Complete API definition

An API (Application Programming Interface) is a set of rules and protocols that allows two separate pieces of software to communicate with each other. It acts as a bridge or universal translator, allowing one application to request data or services from another without needing to know its internal workings.

How does it work? (The restaurant analogy)

To better understand this, we often use the analogy of a waiter in a restaurant:

  • The Client (You): This is the application that wants information (e.g., to display the weather).
  • The Kitchen (The Remote Server): This is the system that owns the data.
  • The API (The Server/Waiter): This is the intermediary. You give your order to the API, it transmits it to the kitchen, then it brings you your dish (the data) once it is ready.

Why is this essential?

The API is the backbone of the modern Internet for several reasons:

  1. Interconnectivity: It allows, for example, a travel website to aggregate prices from hundreds of airlines in real time.
  2. Time savings: Developers don't need to reinvent the wheel. If they want to integrate a payment system, they can use Stripe or PayPal's API instead of coding a complex banking system.
  3. Security: The API only provides access to strictly necessary data.

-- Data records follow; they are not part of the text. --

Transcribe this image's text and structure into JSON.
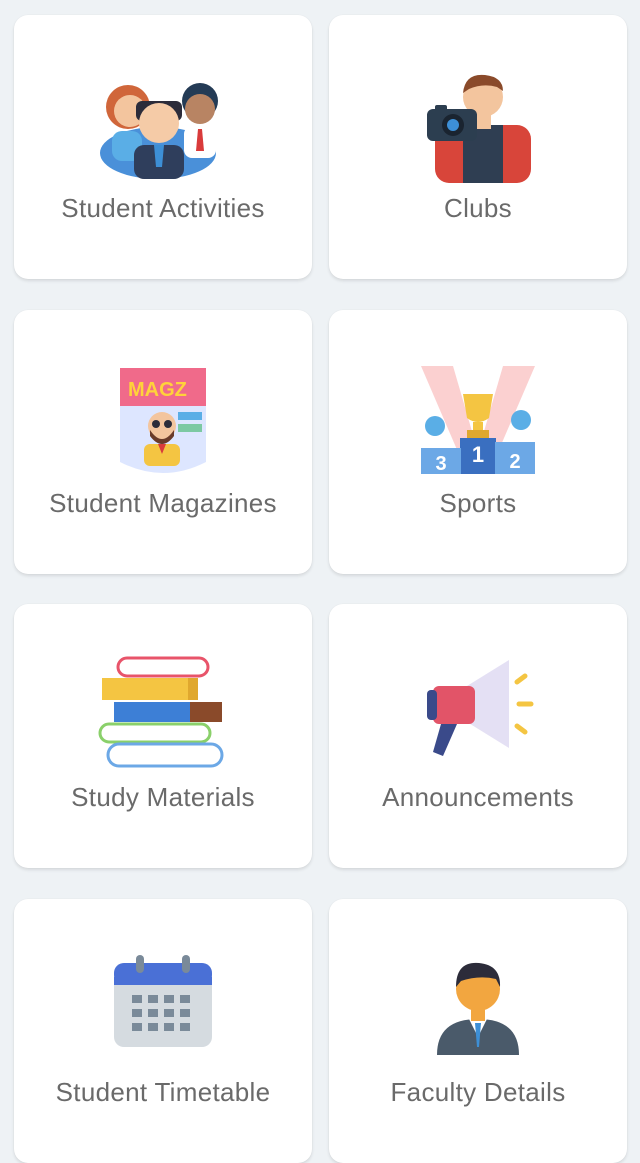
{
  "cards": [
    {
      "label": "Student Activities",
      "icon": "student-group-icon"
    },
    {
      "label": "Clubs",
      "icon": "photographer-icon"
    },
    {
      "label": "Student Magazines",
      "icon": "magazine-icon"
    },
    {
      "label": "Sports",
      "icon": "trophy-podium-icon"
    },
    {
      "label": "Study Materials",
      "icon": "books-stack-icon"
    },
    {
      "label": "Announcements",
      "icon": "megaphone-icon"
    },
    {
      "label": "Student Timetable",
      "icon": "calendar-icon"
    },
    {
      "label": "Faculty Details",
      "icon": "faculty-person-icon"
    }
  ],
  "magazine_title": "MAGZ",
  "podium_places": [
    "1",
    "2",
    "3"
  ]
}
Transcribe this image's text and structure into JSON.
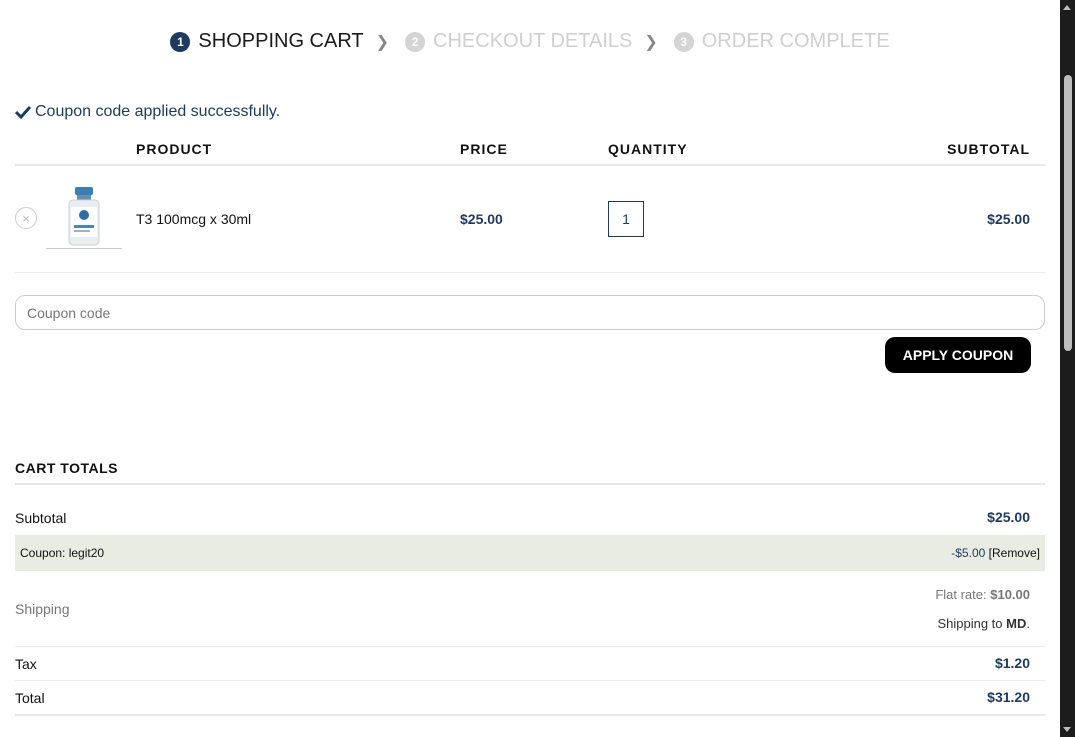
{
  "steps": [
    {
      "num": "1",
      "label": "SHOPPING CART"
    },
    {
      "num": "2",
      "label": "CHECKOUT DETAILS"
    },
    {
      "num": "3",
      "label": "ORDER COMPLETE"
    }
  ],
  "notice": {
    "text": "Coupon code applied successfully.",
    "color": "#1e3a5f"
  },
  "table": {
    "headers": {
      "product": "PRODUCT",
      "price": "PRICE",
      "quantity": "QUANTITY",
      "subtotal": "SUBTOTAL"
    },
    "item": {
      "remove": "×",
      "name": "T3 100mcg x 30ml",
      "price": "$25.00",
      "quantity": "1",
      "subtotal": "$25.00"
    }
  },
  "coupon": {
    "placeholder": "Coupon code",
    "button": "APPLY COUPON"
  },
  "totals": {
    "title": "CART TOTALS",
    "subtotal_label": "Subtotal",
    "subtotal_value": "$25.00",
    "coupon_label": "Coupon: legit20",
    "coupon_value": "-$5.00",
    "coupon_remove": "[Remove]",
    "shipping_label": "Shipping",
    "shipping_rate_label": "Flat rate:",
    "shipping_rate_value": "$10.00",
    "shipping_to_prefix": "Shipping to",
    "shipping_to_state": "MD",
    "shipping_to_suffix": ".",
    "tax_label": "Tax",
    "tax_value": "$1.20",
    "total_label": "Total",
    "total_value": "$31.20"
  },
  "colors": {
    "accent": "#1e3a5f",
    "coupon_row_bg": "#e8ece3"
  }
}
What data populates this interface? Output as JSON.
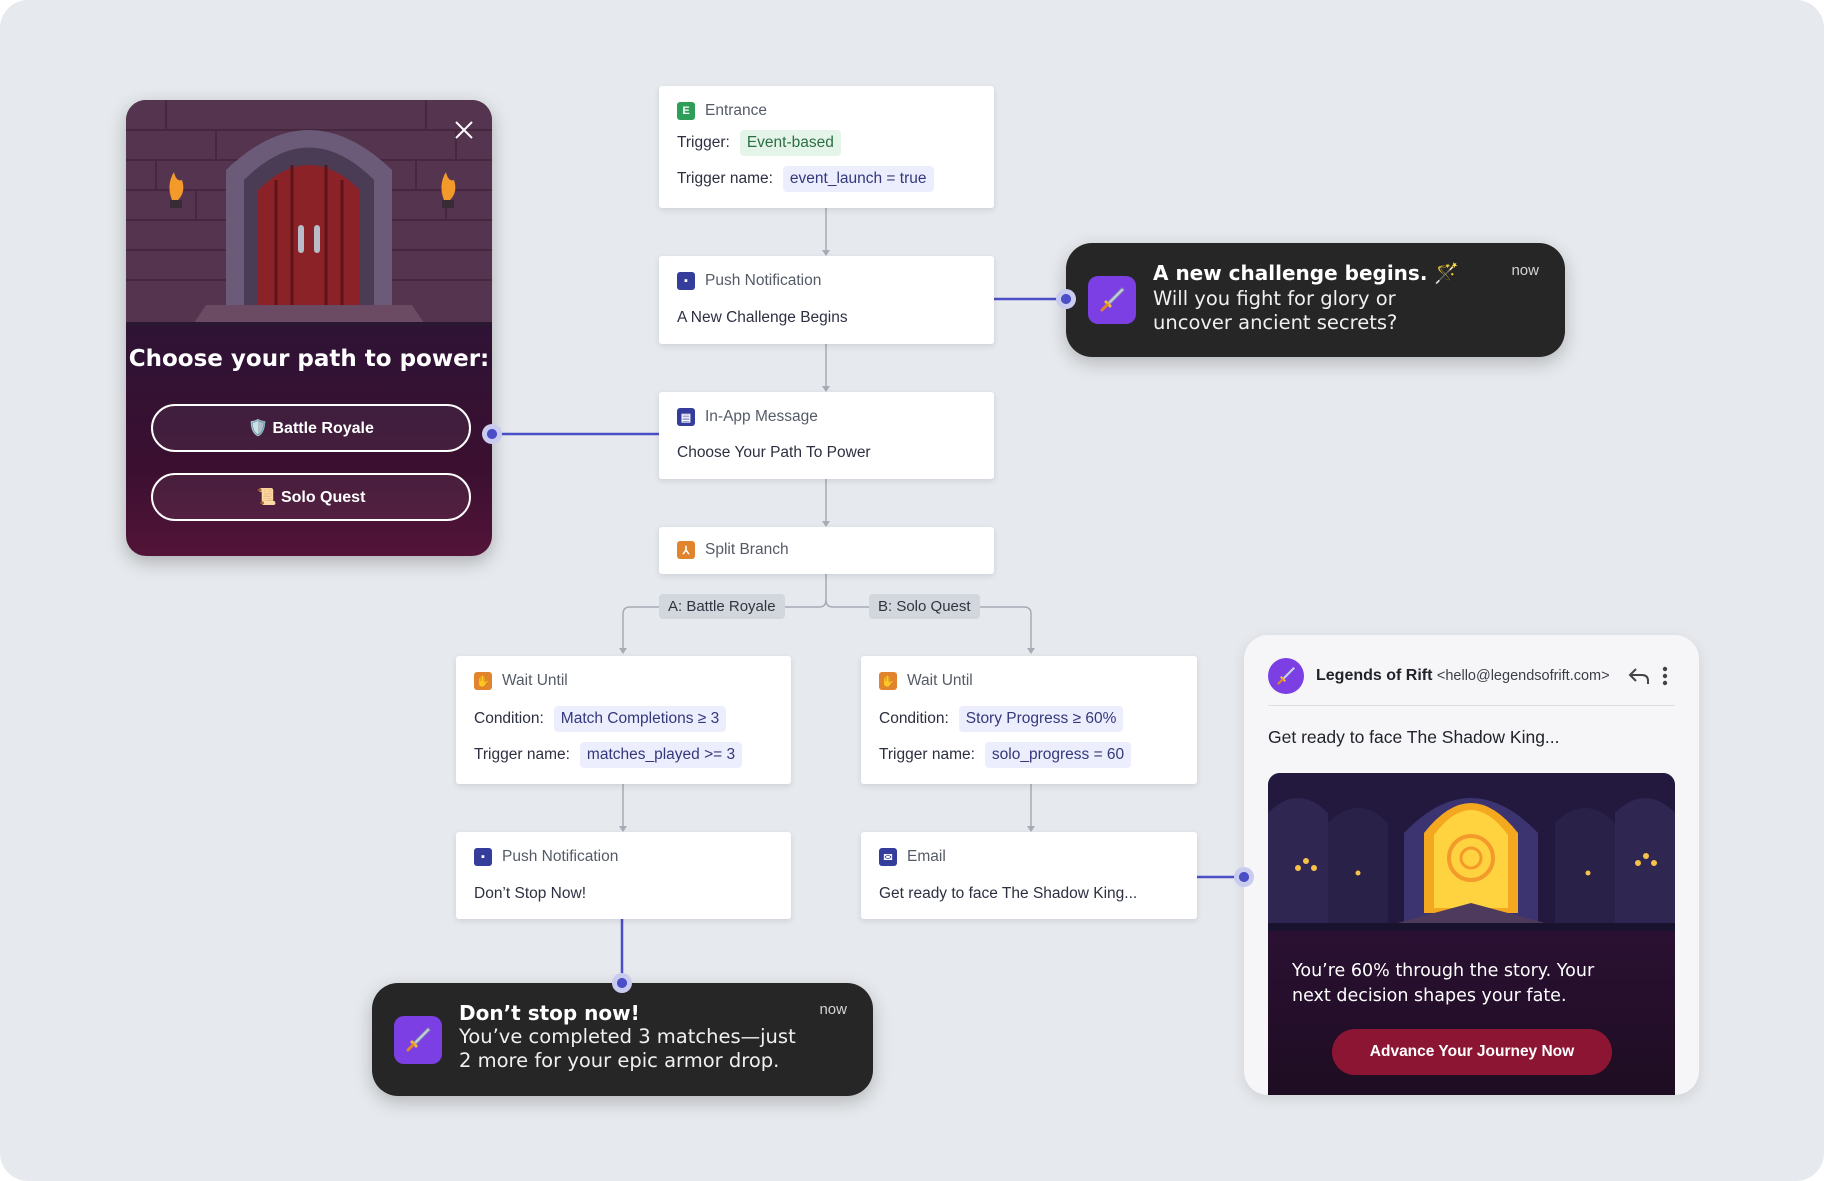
{
  "entrance": {
    "title": "Entrance",
    "trigger_label": "Trigger:",
    "trigger_value": "Event-based",
    "trigger_name_label": "Trigger name:",
    "trigger_name_value": "event_launch = true"
  },
  "push1": {
    "title": "Push Notification",
    "text": "A New Challenge Begins"
  },
  "inapp_node": {
    "title": "In-App Message",
    "text": "Choose Your Path To Power"
  },
  "split": {
    "title": "Split Branch",
    "branch_a": "A: Battle Royale",
    "branch_b": "B: Solo Quest"
  },
  "wait_a": {
    "title": "Wait Until",
    "condition_label": "Condition:",
    "condition_value": "Match Completions ≥ 3",
    "trigger_name_label": "Trigger name:",
    "trigger_name_value": "matches_played >= 3"
  },
  "wait_b": {
    "title": "Wait Until",
    "condition_label": "Condition:",
    "condition_value": "Story Progress ≥ 60%",
    "trigger_name_label": "Trigger name:",
    "trigger_name_value": "solo_progress = 60"
  },
  "push2": {
    "title": "Push Notification",
    "text": "Don’t Stop Now!"
  },
  "email_node": {
    "title": "Email",
    "text": "Get ready to face The Shadow King..."
  },
  "notif_top": {
    "title": "A new challenge begins. 🪄",
    "message": "Will you fight for glory or uncover ancient secrets?",
    "time": "now",
    "icon": "sword-icon"
  },
  "notif_bottom": {
    "title": "Don’t stop now!",
    "message": "You’ve completed 3 matches—just 2 more for your epic armor drop.",
    "time": "now",
    "icon": "sword-icon"
  },
  "inapp_modal": {
    "heading": "Choose your path to power:",
    "option1": "🛡️ Battle Royale",
    "option2": "📜 Solo Quest",
    "close_icon": "close-icon"
  },
  "email_preview": {
    "sender_name": "Legends of Rift",
    "sender_email": "<hello@legendsofrift.com>",
    "subject": "Get ready to face The Shadow King...",
    "body": "You’re 60% through the story. Your next decision shapes your fate.",
    "cta": "Advance Your Journey Now"
  },
  "colors": {
    "canvas": "#e6e9ed",
    "accent": "#4b4fc7",
    "notif_bg": "#262626",
    "app_icon": "#7b3fe4",
    "cta": "#8c1534"
  }
}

It exposes specific functions while keeping the rest of the system protected behind a "wall."

The different types of APIs

The main ones are:

  • REST (Representational State Transfer): The most widely used standard on the web, using the HTTP protocol (often with JSON format).
  • GraphQL: A modern alternative that allows you to request exactly the data you want, no more, no less.
  • Webhooks: A form of reverse API where the server automatically sends information as soon as an event occurs.